Crop rotation refers to a cultivation method in which different crops are planted sequentially in rotation on the same field.
Through crop rotation, soil quality can be improved, diseases, pests, and weeds can be reduced. Increasing crop yield is called the crop rotation effect. As an important agricultural technical measure, crop rotation is widely adopted by countries all over the world, and it occupies an important position in the world’s agricultural development.
1. Reduce the Number of Pathogenic Bacteria
One of the reasons for the serious occurrence of diseases in continuous cropping obstacles is that certain specific pathogens have become the dominant flora in the soil microflora, which ultimately increases the probability of plant diseases.
Through crop rotation, the living environment of pathogens can be changed, causing them to lose their original host or change their living environment, thereby reducing disease.
Wheat rot disease is a global wheat root disease, which can lose 33% of spring wheat production during the high-incidence period. Early and timely removal of plant residues carrying pathogens,
Planting wheat every other year or planting two other crops and then planting wheat is one of the effective measures to control wheat rot. When the barley-ryegrass-potato rotation is combined with beneficial microbial fertilizers and aerobic fermented fertilizers, the incidence of potato canker and scabs can be reduced by 18.0%-33.0%.
Studies have found that when corn is the previous crop, the number of actinomycetes and Trichoderma in the rhizosphere soil increases, which inhibits soil-borne diseases of the subsequent peanuts.
2. Improve Soil Microbial Population Structure
Crop rotation can increase the diversity of microbial groups, reduce the number of harmful microorganisms in the soil, and significantly change the number and composition of soil microorganisms.
The continuous cropping years increase, the number of bacteria and actinomycetes in the soil of American ginseng increases, the number of fungi decreases, and the bacterial diversity increases.
The natural recovery period of the microbial community in the American ginseng soil is at least 2 years. After the rotation of American ginseng and amorpha. Bacteria, actinomycetes, nitrogen-fixing bacteria, and cellulolytic bacteria showed a gradual increase, the number of fungi decreased, and the total number of microorganisms increased.
3. Improve Soil Nutrients
Crop rotation can increase soil nutrients and improve soil quality. Research on crops has found that with the rotation system of legume crops, soil nutrient status can be significantly improved.
Compared with monocropping, the yield of cereals and legumes increased after rotation and the soil nitrogen content increased. In addition to the main contribution of rotation legumes to biological nitrogen fixation, cereal crops can also obtain nitrogen from the rotation soil or legume residues to reduce the application of mineral nitrogen in the soil;
Crop rotation also has a certain effect on improving the status of phosphorus in the soil and increasing the content of organic matter. Some legumes such as chickpeas can activate the fixed phosphorus in the soil through organic acids such as citric acid and malic acid secreted from the roots.
Through the differences in plant root distribution and nutrient absorption and utilization, crop rotation can not only adjust and improve the soil structure but also solve the nutrient imbalance caused by continuous cropping.
4. Avoid Autotoxicity
The substances secreted by the rhizosphere of some plants are toxic to the growth of themselves or other plants, and crop rotation can reduce their harm. For example, American ginseng and perilla rotation can effectively overcome the influence of phenolic acid self-toxic substances in the continuous cropping obstacle of American ginseng. Compared with the soil without rotation, the survival rate and root weight of American ginseng increased by 26.8% and 11.5%.
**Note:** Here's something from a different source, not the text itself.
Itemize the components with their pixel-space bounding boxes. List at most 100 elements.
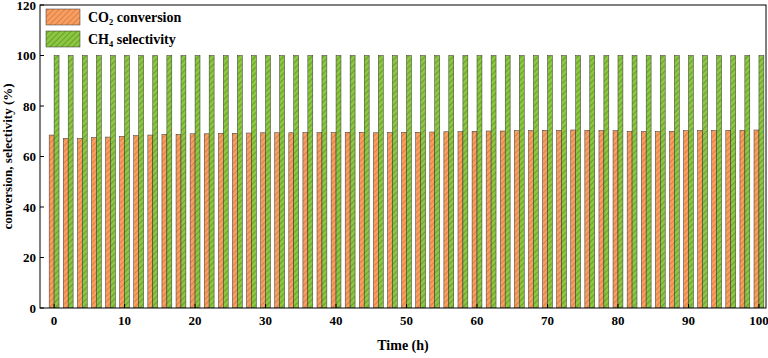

Utilizing the bactericidal properties of allelochemicals secreted by some plant roots, using them as the front crop can reduce the occurrence of crop diseases in the subsequent crops.
Garlic can obviously inhibit the germination of melon wilt spores, mycelial growth, biomass, and spore formation. In the field, the rotation of garlic and melon significantly reduced the damage of fusarium wilt, the incidence was reduced from 50% to 10% during continuous cropping, and the number of spores of pathogenic bacteria that survived in the soil was also significantly reduced.
Allelochemicals and environmental factors play an important role in the growth and development of subsequent crops. Giving full play to or avoiding the role of allelochemicals secreted by plant roots can not only save production costs but also reduce environmental pollution caused by the use of chemical agents.